Prenhez Tubária Rota: Diagnóstico e Choque Hipovolêmico

ENARE/ENAMED — Prova 2025

Enunciado

Uma mulher jovem, 19 anos, chega ao serviço de emergência com dor abdominal intensa e súbita. O exame físico mostra sinais de choque hipovolêmico, como taquicardia e hipotensão. Revela ainda rigidez abdominal difusa, sensibilidade e dor à palpação. A hipótese mais provável para esse quadro clínico é:

Alternativas

  1. A) Apendicite aguda.
  2. B) Prenhez tubária rota.
  3. C) Diverticulite perfurada.
  4. D) Diverticulite de Meckel.
  5. E) Cisto ovariano hemorrágico roto.

Pérola Clínica

Mulher jovem + Dor abdominal súbita + Choque → Suspeitar de Prenhez Tubária Rota até prova em contrário.

Resumo-Chave

O quadro de abdome agudo hemorrágico em mulheres em idade fértil exige exclusão imediata de gravidez ectópica rota devido ao alto risco de óbito por choque hipovolêmico.

Contexto Educacional

A gravidez ectópica ocorre em cerca de 1-2% das gestações, sendo a trompa de Falópio o local mais comum (95%). A ruptura tubária é uma emergência cirúrgica catastrófica. O diagnóstico diferencial de dor abdominal em mulheres jovens deve sempre incluir causas ginecológicas, e a presença de sinais de choque direciona o raciocínio para etiologias hemorrágicas.

Perguntas Frequentes

Quais os sinais clássicos de prenhez tubária rota?

A tríade clássica inclui dor abdominal súbita e intensa, atraso menstrual (nem sempre presente ou percebido) e sangramento vaginal.
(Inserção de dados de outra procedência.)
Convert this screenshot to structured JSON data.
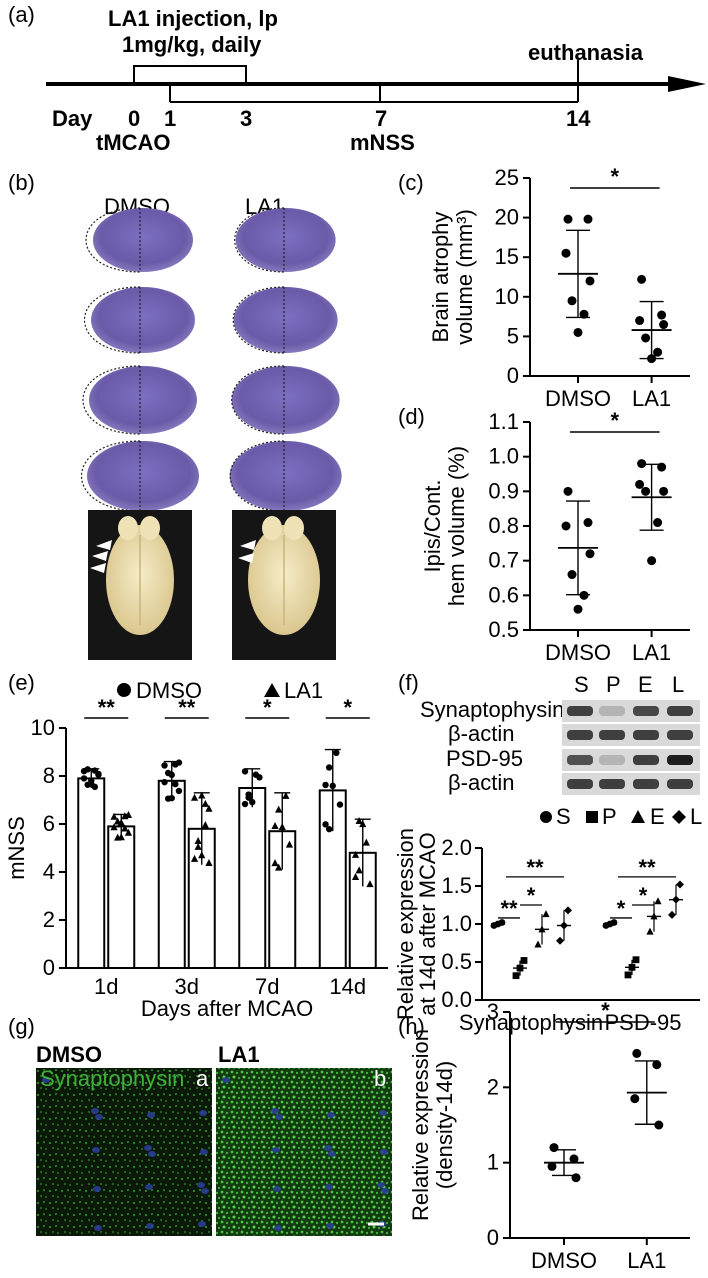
{
  "panels": {
    "a": {
      "letter": "(a)",
      "injection_line1": "LA1 injection, lp",
      "injection_line2": "1mg/kg, daily",
      "euthanasia": "euthanasia",
      "day_label": "Day",
      "days": [
        "0",
        "1",
        "3",
        "7",
        "14"
      ],
      "tmcao": "tMCAO",
      "mnss": "mNSS"
    },
    "b": {
      "letter": "(b)",
      "col1": "DMSO",
      "col2": "LA1"
    },
    "c": {
      "letter": "(c)"
    },
    "d": {
      "letter": "(d)"
    },
    "e": {
      "letter": "(e)",
      "legend1": "DMSO",
      "legend2": "LA1"
    },
    "f": {
      "letter": "(f)",
      "lanes": [
        "S",
        "P",
        "E",
        "L"
      ],
      "blot_rows": [
        "Synaptophysin",
        "β-actin",
        "PSD-95",
        "β-actin"
      ],
      "legend": [
        "S",
        "P",
        "E",
        "L"
      ]
    },
    "g": {
      "letter": "(g)",
      "col1": "DMSO",
      "col2": "LA1",
      "stain": "Synaptophysin",
      "sub_a": "a",
      "sub_b": "b"
    },
    "h": {
      "letter": "(h)"
    }
  },
  "colors": {
    "stain_green": "#3fae3a",
    "nuclei_blue": "#2b3fa0",
    "tissue_purple": "#6a5aa8"
  },
  "chart_data": [
    {
      "panel": "c",
      "type": "scatter",
      "categories": [
        "DMSO",
        "LA1"
      ],
      "ylabel": "Brain atrophy volume (mm³)",
      "ylim": [
        0,
        25
      ],
      "yticks": [
        "0",
        "5",
        "10",
        "15",
        "20",
        "25"
      ],
      "series": [
        {
          "values": [
            [
              19.8,
              19.8,
              15.5,
              12,
              9.5,
              7.8,
              5.5
            ],
            [
              12.2,
              7.7,
              7.0,
              6.5,
              4.8,
              3.0,
              2.2
            ]
          ]
        }
      ],
      "mean": [
        12.9,
        5.8
      ],
      "sd": [
        5.5,
        3.6
      ],
      "significance": "*"
    },
    {
      "panel": "d",
      "type": "scatter",
      "categories": [
        "DMSO",
        "LA1"
      ],
      "ylabel": "Ipis/Cont. hem volume (%)",
      "ylim": [
        0.5,
        1.1
      ],
      "yticks": [
        "0.5",
        "0.6",
        "0.7",
        "0.8",
        "0.9",
        "1.0",
        "1.1"
      ],
      "series": [
        {
          "values": [
            [
              0.9,
              0.81,
              0.8,
              0.72,
              0.66,
              0.6,
              0.56
            ],
            [
              0.98,
              0.97,
              0.92,
              0.9,
              0.9,
              0.81,
              0.7
            ]
          ]
        }
      ],
      "mean": [
        0.737,
        0.883
      ],
      "sd": [
        0.135,
        0.095
      ],
      "significance": "*"
    },
    {
      "panel": "e",
      "type": "bar",
      "categories": [
        "1d",
        "3d",
        "7d",
        "14d"
      ],
      "xlabel": "Days after MCAO",
      "ylabel": "mNSS",
      "ylim": [
        0,
        10
      ],
      "yticks": [
        "0",
        "2",
        "4",
        "6",
        "8",
        "10"
      ],
      "series": [
        {
          "name": "DMSO",
          "values": [
            7.9,
            7.8,
            7.5,
            7.4
          ],
          "sd": [
            0.4,
            0.8,
            0.8,
            1.7
          ]
        },
        {
          "name": "LA1",
          "values": [
            5.9,
            5.8,
            5.7,
            4.8
          ],
          "sd": [
            0.5,
            1.5,
            1.6,
            1.4
          ]
        }
      ],
      "significance": [
        "**",
        "**",
        "*",
        "*"
      ]
    },
    {
      "panel": "f",
      "type": "scatter",
      "categories": [
        "Synaptophysin",
        "PSD-95"
      ],
      "ylabel": "Relative expression at 14d after MCAO",
      "ylim": [
        0,
        2.0
      ],
      "yticks": [
        "0.0",
        "0.5",
        "1.0",
        "1.5",
        "2.0"
      ],
      "series": [
        {
          "name": "S",
          "values": [
            1.0,
            1.0
          ]
        },
        {
          "name": "P",
          "values": [
            0.42,
            0.43
          ]
        },
        {
          "name": "E",
          "values": [
            0.93,
            1.1
          ]
        },
        {
          "name": "L",
          "values": [
            0.98,
            1.32
          ]
        }
      ],
      "significance": [
        "**",
        "*",
        "**",
        "*",
        "*",
        "**"
      ]
    },
    {
      "panel": "h",
      "type": "scatter",
      "categories": [
        "DMSO",
        "LA1"
      ],
      "ylabel": "Relative expression (density-14d)",
      "ylim": [
        0,
        3
      ],
      "yticks": [
        "0",
        "1",
        "2",
        "3"
      ],
      "series": [
        {
          "values": [
            [
              1.2,
              1.05,
              0.95,
              0.8
            ],
            [
              2.45,
              2.3,
              1.85,
              1.5
            ]
          ]
        }
      ],
      "mean": [
        1.0,
        1.93
      ],
      "sd": [
        0.17,
        0.42
      ],
      "significance": "*"
    }
  ]
}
Ao exame físico, sinais de irritação peritoneal (Grito de Douglas) e instabilidade hemodinâmica (taquicardia, hipotensão, palidez) sugerem hemoperitônio volumoso por ruptura tubária.

Como diferenciar prenhez rota de cisto ovariano hemorrágico?

Ambos causam abdome agudo hemorrágico. A principal diferenciação é feita pelo teste de gravidez (Beta-hCG). Se positivo, a hipótese de gravidez ectópica torna-se mandatória. O ultrassom transvaginal auxilia na visualização de massa anexial e líquido livre na cavidade abdominal.

Qual a conduta imediata na suspeita de prenhez rota instável?

A prioridade é a estabilização hemodinâmica com reposição volêmica e hemotransfusão se necessário, seguida de laparotomia ou laparoscopia de urgência para controle do sangramento (geralmente salpingectomia). O diagnóstico clínico em paciente instável autoriza a intervenção cirúrgica imediata.